Implements a priority-queue-based fetching system.
The Fetcher
class can be used by passing a fetch
function
which accepts locations of an arbitrary type.
Locations can then be added via the fetcher's add
method.
It is meant to manage fetches by interrupting timed-out calls to fetch
and by re-entering failed fetches back into the queue
with an altered priority.
Fetches which fail, either due to timeout
or by virtue of being filtered out by a passed success
function,
are routed back into the source queue
with their priority altered by another passed function.
Succeeding fetches are passed on to the results
queue.
The fetch
function may be any function which accepts a single parameter:
thus the scope of tasks it may perform is relatively unrestricted.
The Fetcher
constructor also accepts a numeric threadcount
argument,
which will determine the number of concurrent fetch
functions to run.
Each fetch
call will be made in a newly spawned thread.

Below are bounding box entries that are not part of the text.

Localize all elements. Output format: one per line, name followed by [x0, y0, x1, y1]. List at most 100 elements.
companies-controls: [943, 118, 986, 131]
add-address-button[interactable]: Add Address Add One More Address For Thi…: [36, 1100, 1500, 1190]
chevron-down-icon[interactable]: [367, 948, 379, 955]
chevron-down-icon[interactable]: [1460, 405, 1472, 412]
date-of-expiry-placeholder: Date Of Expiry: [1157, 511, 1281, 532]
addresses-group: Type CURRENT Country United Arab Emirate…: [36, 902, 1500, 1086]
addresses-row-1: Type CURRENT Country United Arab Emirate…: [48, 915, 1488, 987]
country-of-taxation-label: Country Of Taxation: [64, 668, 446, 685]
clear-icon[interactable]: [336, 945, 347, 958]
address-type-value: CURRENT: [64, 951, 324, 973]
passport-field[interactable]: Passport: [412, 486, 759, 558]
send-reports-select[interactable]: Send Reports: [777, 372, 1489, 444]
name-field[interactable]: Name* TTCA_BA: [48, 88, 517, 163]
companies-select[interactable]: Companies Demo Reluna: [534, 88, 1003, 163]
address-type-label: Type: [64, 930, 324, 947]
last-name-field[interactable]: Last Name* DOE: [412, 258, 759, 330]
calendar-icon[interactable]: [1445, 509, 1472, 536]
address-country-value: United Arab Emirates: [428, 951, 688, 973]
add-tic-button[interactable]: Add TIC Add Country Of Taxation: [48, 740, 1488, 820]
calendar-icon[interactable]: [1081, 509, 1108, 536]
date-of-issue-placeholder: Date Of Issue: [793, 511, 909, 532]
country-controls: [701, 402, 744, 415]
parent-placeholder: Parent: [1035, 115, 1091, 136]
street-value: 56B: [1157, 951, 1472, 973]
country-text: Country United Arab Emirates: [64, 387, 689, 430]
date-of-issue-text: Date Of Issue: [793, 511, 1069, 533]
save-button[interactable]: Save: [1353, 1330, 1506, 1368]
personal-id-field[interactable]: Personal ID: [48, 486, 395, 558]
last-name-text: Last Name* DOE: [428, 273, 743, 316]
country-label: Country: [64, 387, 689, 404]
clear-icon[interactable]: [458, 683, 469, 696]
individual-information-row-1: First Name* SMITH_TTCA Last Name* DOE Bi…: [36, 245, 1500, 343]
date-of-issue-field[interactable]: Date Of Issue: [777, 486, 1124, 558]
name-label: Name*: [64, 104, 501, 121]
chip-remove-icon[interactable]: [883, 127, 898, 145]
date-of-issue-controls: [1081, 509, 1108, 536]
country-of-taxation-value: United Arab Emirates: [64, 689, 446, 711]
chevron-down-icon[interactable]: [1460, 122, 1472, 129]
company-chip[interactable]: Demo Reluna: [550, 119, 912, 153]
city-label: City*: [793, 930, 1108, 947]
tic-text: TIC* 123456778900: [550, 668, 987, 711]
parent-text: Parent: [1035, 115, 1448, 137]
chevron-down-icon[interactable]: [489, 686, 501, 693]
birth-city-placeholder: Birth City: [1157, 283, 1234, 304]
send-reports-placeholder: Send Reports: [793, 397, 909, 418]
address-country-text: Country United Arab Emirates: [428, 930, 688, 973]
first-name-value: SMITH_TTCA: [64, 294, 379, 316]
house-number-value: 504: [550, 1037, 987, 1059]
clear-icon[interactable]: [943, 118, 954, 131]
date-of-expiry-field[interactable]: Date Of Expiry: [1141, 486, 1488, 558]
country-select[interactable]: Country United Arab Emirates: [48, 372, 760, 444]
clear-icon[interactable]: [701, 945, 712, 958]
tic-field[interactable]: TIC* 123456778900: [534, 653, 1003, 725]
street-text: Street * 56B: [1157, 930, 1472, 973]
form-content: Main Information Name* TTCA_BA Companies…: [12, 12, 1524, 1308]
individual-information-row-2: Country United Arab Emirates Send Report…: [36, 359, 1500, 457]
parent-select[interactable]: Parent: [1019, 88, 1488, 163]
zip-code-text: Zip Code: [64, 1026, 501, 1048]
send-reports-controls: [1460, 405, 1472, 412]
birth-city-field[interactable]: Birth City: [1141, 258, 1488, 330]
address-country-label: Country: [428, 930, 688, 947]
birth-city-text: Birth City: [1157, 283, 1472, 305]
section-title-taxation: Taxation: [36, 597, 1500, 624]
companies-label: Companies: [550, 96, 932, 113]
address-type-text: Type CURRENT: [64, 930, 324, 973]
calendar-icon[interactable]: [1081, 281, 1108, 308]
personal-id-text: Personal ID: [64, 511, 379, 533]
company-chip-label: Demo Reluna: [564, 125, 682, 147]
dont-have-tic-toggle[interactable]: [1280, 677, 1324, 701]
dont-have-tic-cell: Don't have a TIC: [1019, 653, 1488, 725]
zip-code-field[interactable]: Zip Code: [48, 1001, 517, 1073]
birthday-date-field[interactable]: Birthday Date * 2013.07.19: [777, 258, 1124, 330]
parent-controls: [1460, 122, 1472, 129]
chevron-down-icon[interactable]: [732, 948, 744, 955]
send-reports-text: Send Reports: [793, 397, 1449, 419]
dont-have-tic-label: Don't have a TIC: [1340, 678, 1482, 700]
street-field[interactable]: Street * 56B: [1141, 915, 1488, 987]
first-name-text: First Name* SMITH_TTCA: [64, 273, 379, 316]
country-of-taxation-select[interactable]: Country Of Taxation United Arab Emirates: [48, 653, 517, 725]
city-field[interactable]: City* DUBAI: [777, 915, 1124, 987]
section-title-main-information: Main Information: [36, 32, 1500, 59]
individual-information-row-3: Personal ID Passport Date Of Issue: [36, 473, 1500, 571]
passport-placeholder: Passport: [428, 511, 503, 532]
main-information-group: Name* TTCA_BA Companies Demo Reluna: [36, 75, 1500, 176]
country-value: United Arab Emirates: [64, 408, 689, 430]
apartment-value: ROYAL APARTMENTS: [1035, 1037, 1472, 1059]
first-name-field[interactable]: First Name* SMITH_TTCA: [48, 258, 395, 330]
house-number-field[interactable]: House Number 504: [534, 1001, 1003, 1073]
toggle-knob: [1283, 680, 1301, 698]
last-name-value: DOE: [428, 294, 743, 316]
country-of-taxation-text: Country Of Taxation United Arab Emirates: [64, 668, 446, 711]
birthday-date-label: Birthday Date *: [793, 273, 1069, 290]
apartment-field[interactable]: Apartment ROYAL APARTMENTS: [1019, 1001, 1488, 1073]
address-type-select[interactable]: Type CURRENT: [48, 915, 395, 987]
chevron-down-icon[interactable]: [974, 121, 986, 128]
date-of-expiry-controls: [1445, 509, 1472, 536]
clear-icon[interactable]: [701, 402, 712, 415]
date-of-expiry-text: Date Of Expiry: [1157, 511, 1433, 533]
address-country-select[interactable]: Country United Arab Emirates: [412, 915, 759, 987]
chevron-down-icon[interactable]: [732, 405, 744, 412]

This is done as a relatively simple way to allow interruption
of the call using the C PyThreadState_SetAsyncExc
function.
Because of its use of CPython's underlying C API, this module is not portable to other Python implementations.
Due to deficiencies in Python's threading facilities
which the author has been unable to work around,
problems may result if the passed fetch
blocks on I/O.
An attempt has been made to work around these issues;
see the reactor
function for details.
Despite this attempt, the code is still markedly sketchy. Consider yourself warned.
Of related note is the method test.FetcherTester.test_incorrect_fission
.
This test highlights the fragility of the I/O block workaround.
See the documentation for that method for more information.
pqueue_fetcher
is licensed under the MIT license.
License details are provided in the file COPYING
.
Although the module does pass its fairly simplistic test suite, this is no guarantee of usability.
In particular, the module hasn't been used to do anything other than pass its test suite.
Developers in search of a robust solution for multithreaded document retrieval are well advised to look elsewhere, probably starting with the twisted framework.
pqueue_fetcher
was undertaken
more as an exercise in multithreading and the use of queues
than for the sake of creating a usable body of code.
It is being published mostly as an example of these techniques, and for the sake of highlighting some of the difficulties in writing threaded Python code.
The module is also missing some obvious bits of functionality, such as the ability to set a retry limit.
Should work continue on pqueue_fetcher
,
it may prove more useful to allow the timeout logic
to be handled by the fetch
functions.